An end-to-end data engineering project built on real IoT sensor data from two smart apartments in Switzerland — turning hundreds of thousands of raw sensor files into clean, business-ready dashboards.
The build
The project ingests 245k+ raw sensor files into a medallion pipeline (Bronze → Silver → Gold), landing 15M+ rows in the Silver layer alone. From that refined data, it ships dashboards for energy monitoring, environment tracking, presence detection and sensor health — the kind of views someone could actually make decisions from. The interesting part isn't any single step; it's the shape of the whole thing: raw, messy sensor output at one end, clean and trustworthy information at the other, every transformation traceable in between. That's the whole point of a medallion architecture — each layer has one job (raw capture, then cleaning and conforming, then business logic), so the pipeline stays debuggable and reliable as it scales. Designing for that from the start is what lets 245k files become something you'd actually stake a decision on.
Under the hood
Every ETL script is idempotent and resume-capable — you can interrupt it, re-run it, and never get duplicates, thanks to watermark tracking and ON CONFLICT upserts. A lightweight custom watcher polls every 60 seconds and predicts the next expected files instead of rescanning all 245k of them (≈0.4s vs ≈80s), with ingestion running in parallel across up to 16 threads.
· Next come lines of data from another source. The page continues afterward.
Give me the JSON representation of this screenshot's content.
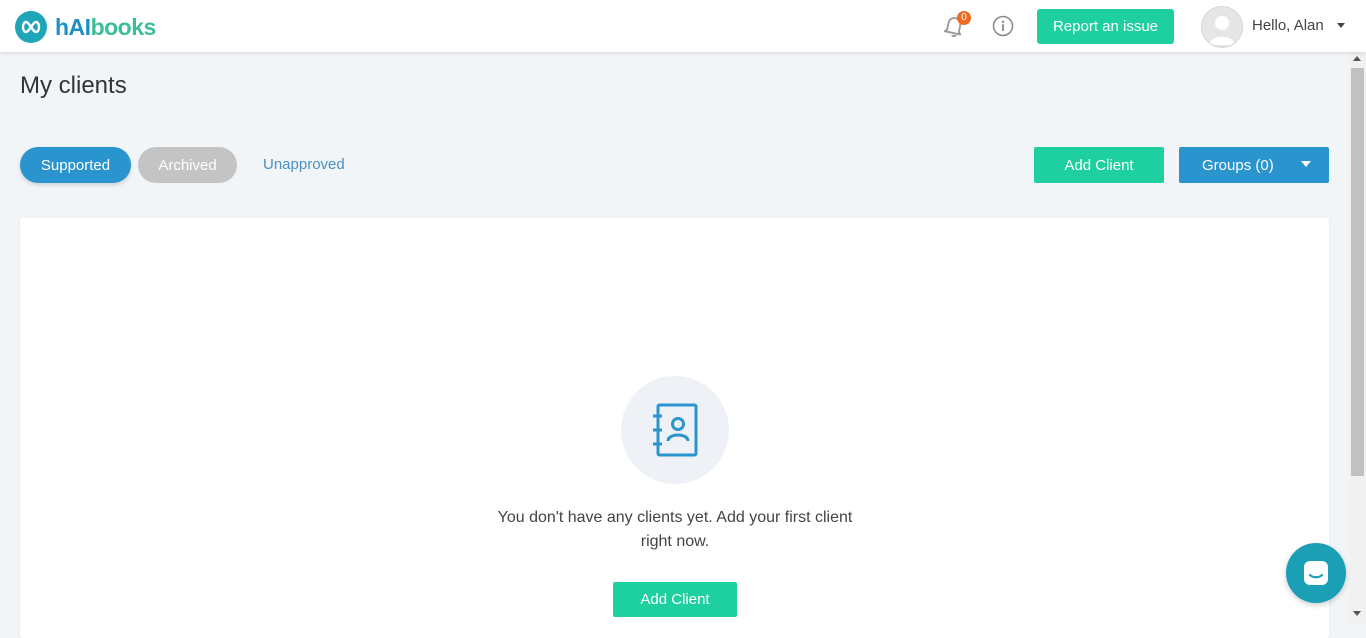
{
  "header": {
    "logo": {
      "part1": "hAI",
      "part2": "books"
    },
    "notifications_count": "0",
    "report_label": "Report an issue",
    "user_greeting": "Hello, Alan"
  },
  "page": {
    "title": "My clients",
    "tabs": [
      {
        "label": "Supported",
        "active": true
      },
      {
        "label": "Archived",
        "active": false
      },
      {
        "label": "Unapproved",
        "active": false
      }
    ],
    "add_client_label": "Add Client",
    "groups_label": "Groups (0)"
  },
  "empty_state": {
    "icon": "contact-book-icon",
    "message": "You don't have any clients yet. Add your first client right now.",
    "button_label": "Add Client"
  },
  "colors": {
    "brand_green": "#1ecfa0",
    "brand_blue": "#2a94cf",
    "notification_badge": "#ef6b1f",
    "chat_bubble": "#1a9fb4"
  }
}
Bronze lives as raw, immutable files; Silver and Gold in PostgreSQL, with a Gold star schema feeding Power BI dashboards secured by per-apartment row-level security, plus KNIME workflows for occupancy and energy forecasting.
Highlights
- Ingests 245k+ raw IoT sensor files into a structured medallion pipeline
- 15M+ rows refined in the Silver layer
- Idempotent, resume-capable ETL — safe to interrupt and re-run, no duplicates
- Business-ready dashboards: energy, environment, presence & sensor health, with per-apartment row-level security
- Architected to scale from 2 apartments on one VM to 100+ without a rewrite
What surprised me
I assumed the scary part would be the 245k files. It wasn't — once the pipeline was structured, volume was almost the easy bit. The real problem was time: new data arrives every minute and has to be processed now, not eventually, and my first approach rescanned everything on every cycle. That's fine at small scale and unusable the moment it grows. The fix was to stop rescanning and start predicting — a lightweight watcher that anticipates the next expected files instead of re-reading all 245k, bringing a cycle down to around six seconds. The surprise wasn't the scale; it was learning that "real-time" is a design decision you make early, not a speed you bolt on later.